In Ukraine's retaken battlefields, soldiers recover bodies
Only now are Ukrainian soldiers able to retrieve the bodies of dead soldiers from a region near the Russian border that was the scene of fierce fighting for months over the summer
PRUDYANKA, Ukraine (AP) — The four soldiers lay in the grass, sleeping bags and cans of food, some opened, scattered around them. Beneath nearby trees, their cars were smashed and torn by shrapnel. The men had been dead for months.
This region of rolling fields and woodland near the Russian border was the site of fierce battles for months during the summer. Only now, after Ukrainian forces retook the area and pushed Russian troops back across the border in a blistering counteroffensive, has the retrieval of bodies scattered across the battlefield been possible.

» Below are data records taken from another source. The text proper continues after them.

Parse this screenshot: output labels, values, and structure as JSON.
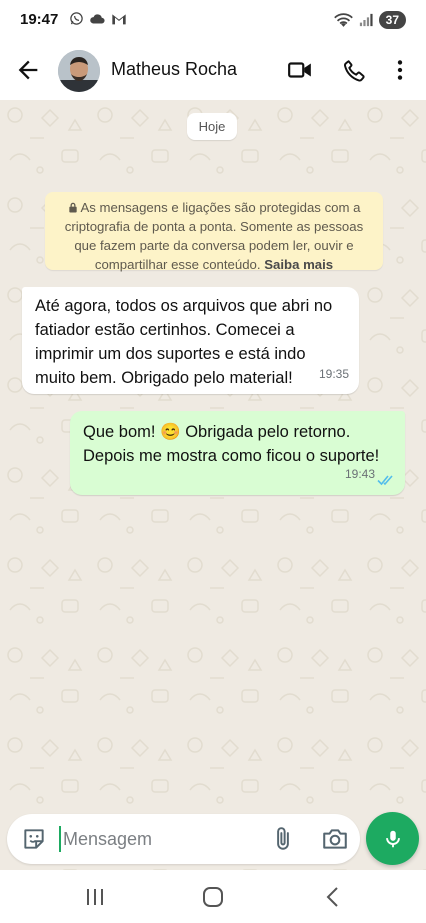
{
  "status_bar": {
    "time": "19:47",
    "battery": "37",
    "left_icons": [
      "whatsapp-icon",
      "cloud-icon",
      "gmail-icon"
    ],
    "right_icons": [
      "wifi-icon",
      "signal-icon",
      "battery-icon"
    ]
  },
  "header": {
    "contact_name": "Matheus Rocha",
    "icons": [
      "back-arrow-icon",
      "video-call-icon",
      "voice-call-icon",
      "more-vert-icon"
    ]
  },
  "chat": {
    "date_chip": "Hoje",
    "encryption": {
      "text": "As mensagens e ligações são protegidas com a criptografia de ponta a ponta. Somente as pessoas que fazem parte da conversa podem ler, ouvir e compartilhar esse conteúdo.",
      "link": "Saiba mais"
    },
    "messages": [
      {
        "direction": "incoming",
        "text": "Até agora, todos os arquivos que abri no fatiador estão certinhos. Comecei a imprimir um dos suportes e está indo muito bem. Obrigado pelo material!",
        "time": "19:35"
      },
      {
        "direction": "outgoing",
        "text_before_emoji": "Que bom!",
        "emoji": "😊",
        "text_after_emoji": "Obrigada pelo retorno. Depois me mostra como ficou o suporte!",
        "time": "19:43",
        "status": "read"
      }
    ]
  },
  "input": {
    "placeholder": "Mensagem",
    "value": "",
    "icons": [
      "sticker-icon",
      "attach-icon",
      "camera-icon",
      "mic-icon"
    ]
  },
  "nav_bar": {
    "icons": [
      "recents-icon",
      "home-icon",
      "back-icon"
    ]
  },
  "colors": {
    "accent_green": "#1daa61",
    "outgoing_bubble": "#d9fdd3",
    "incoming_bubble": "#ffffff",
    "chat_background": "#efeae2",
    "encryption_notice": "#fdf3c8",
    "read_ticks": "#53bdeb"
  }
}
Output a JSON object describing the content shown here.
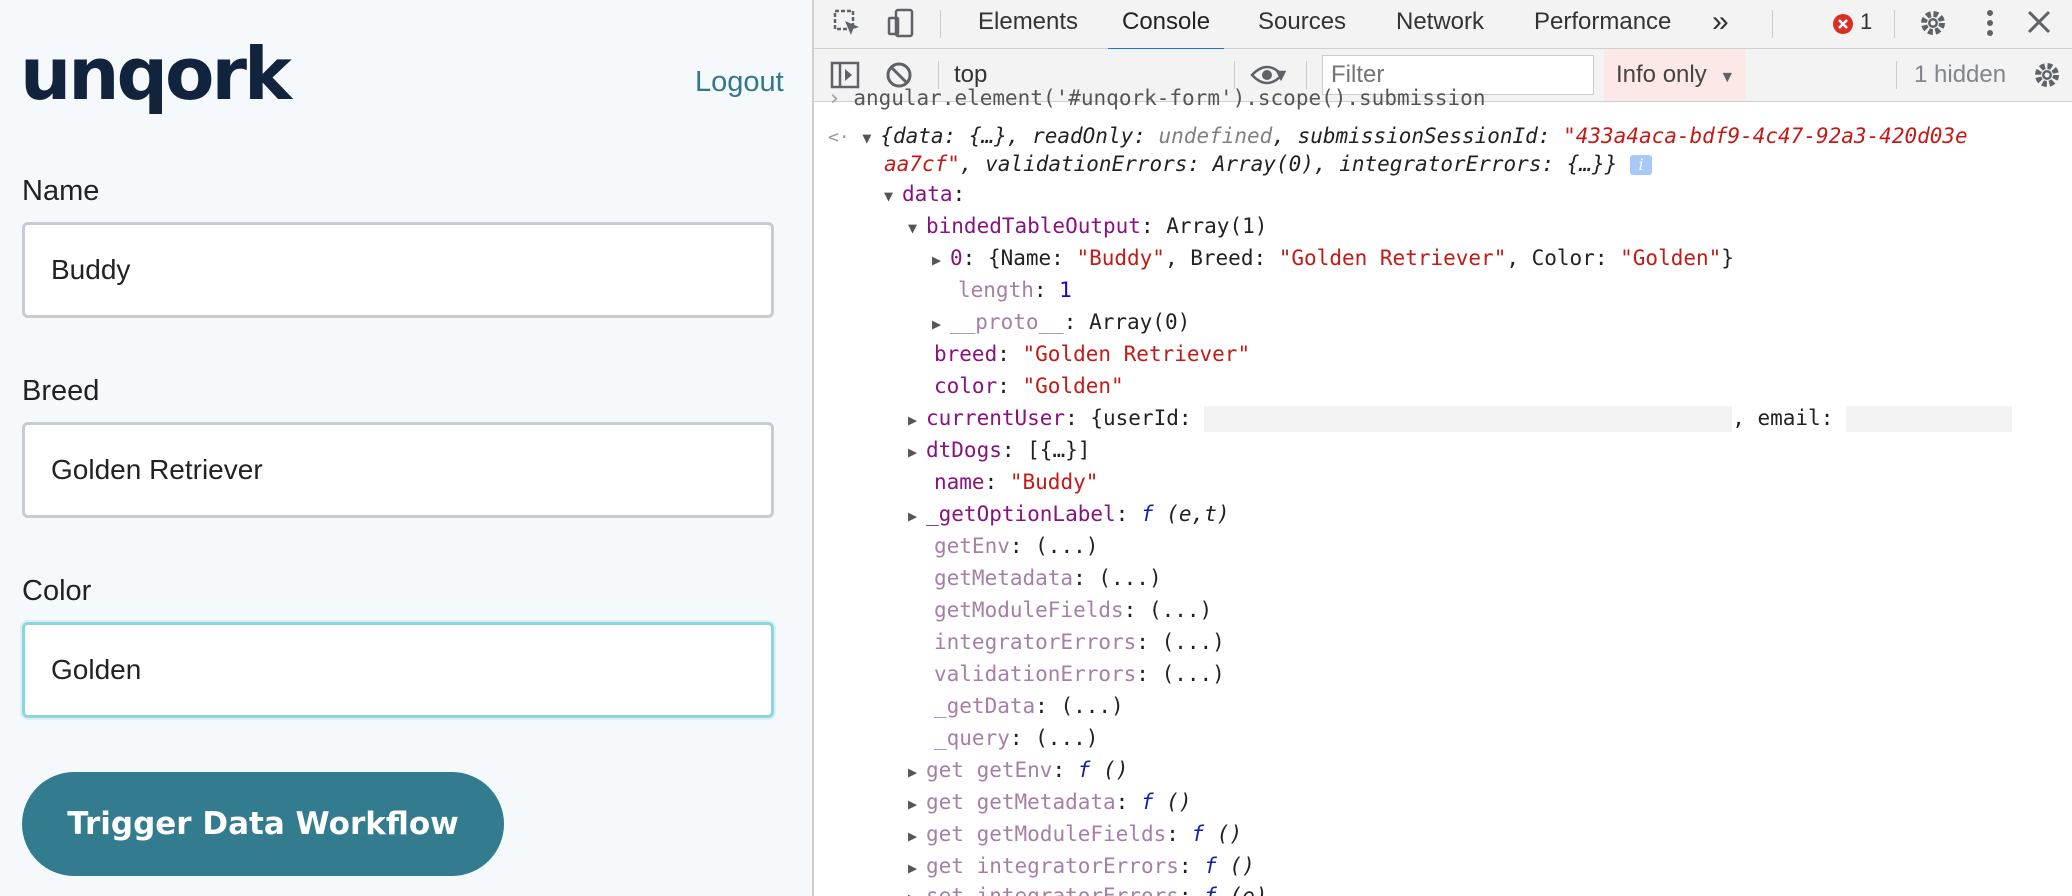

The area was of strategic importance as its high ground is among the positions where Russian artillery could easily strike Kharkiv, Ukraine’s hard-hit second-largest city, said Col. Vitalii Shum, deputy commander of the 3rd Brigade of Ukraine’s National Guard, whose team has been collecting the battlefield dead — both Ukrainian and Russian — for days.
For the soldiers’ families, news of the body recovery will be final, incontrovertible confirmation that their son, brother, father or husband will not be coming home.